4. We note plaintiffs' failure to comply with Rule 2:6-1(a)(1), which requires that when the appeal is from a summary judgment, the appendix "shall... include a statement of all items submitted to the court on the summary judgment motion and all such items shall be included in the appendix...." Plaintiffs' appendix includes two volumes denominated as "items considered on motion for summary judgment." Most of plaintiffs' appendix consists of the more than one hundred pages of receipts from numerous stores that were supplied to defendants after the close of discovery. The appendix does not include defendants' statement of undisputed material facts, see Rule 4:46-2(a), to which the judge referred. Defendants did not remedy this failure by supplying the missing documents in their appendix.
5. The judge noted that defendants' interrogatories specifically requested the itemization of any claims.
6. The judge addressed the remaining counts of the complaint but we need not include his reasoning in our opinion since no issues are raised on appeal regarding the allegation of strict liability or the per quod claims.
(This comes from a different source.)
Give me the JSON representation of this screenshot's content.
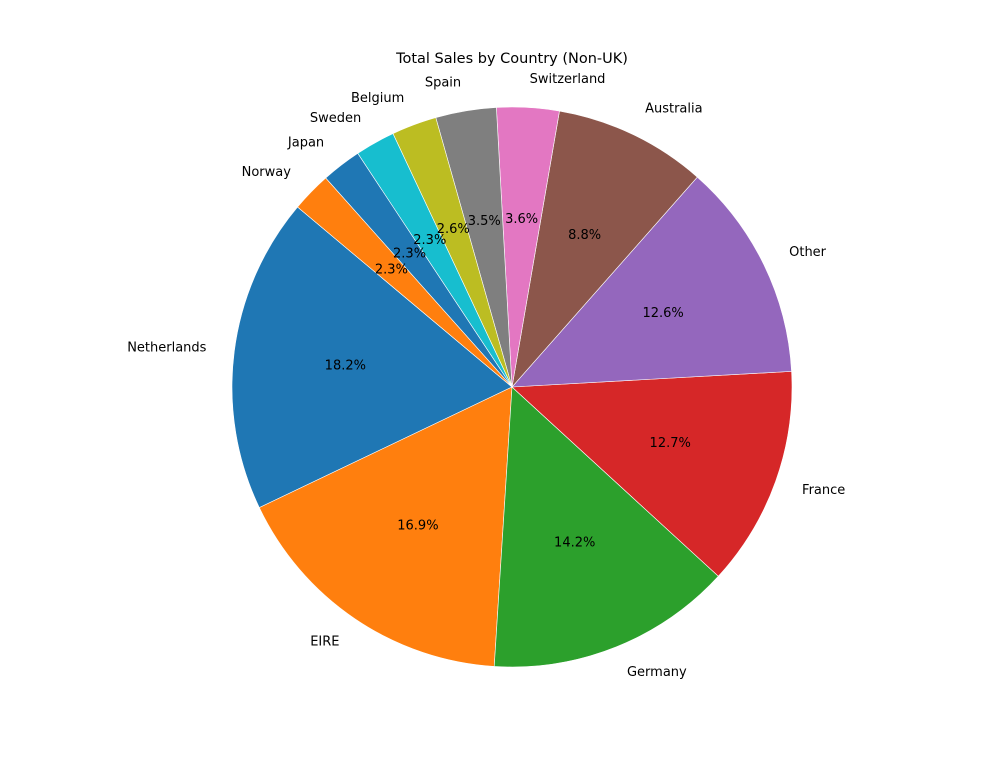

7. The original notice of appeal filed on April 9, 2013, only sought review of the February 1 order granting summary judgment. It was out of time. See R. 2:4-1(a) ("Appeals from final judgments of courts... shall be taken within [forty-five] days of their entry."). In response to inquiries from the Clerk's Office, plaintiffs then filed an amended notice of appeal on June 3 that sought review of both orders. Since defendants have not objected to the appeal as untimely, we consider the merits.
8. We also note that, despite specific interrogatories requesting the names of proposed expert witnesses, plaintiffs never identified as expert witnesses any of the treatment providers whose records were furnished to defendants.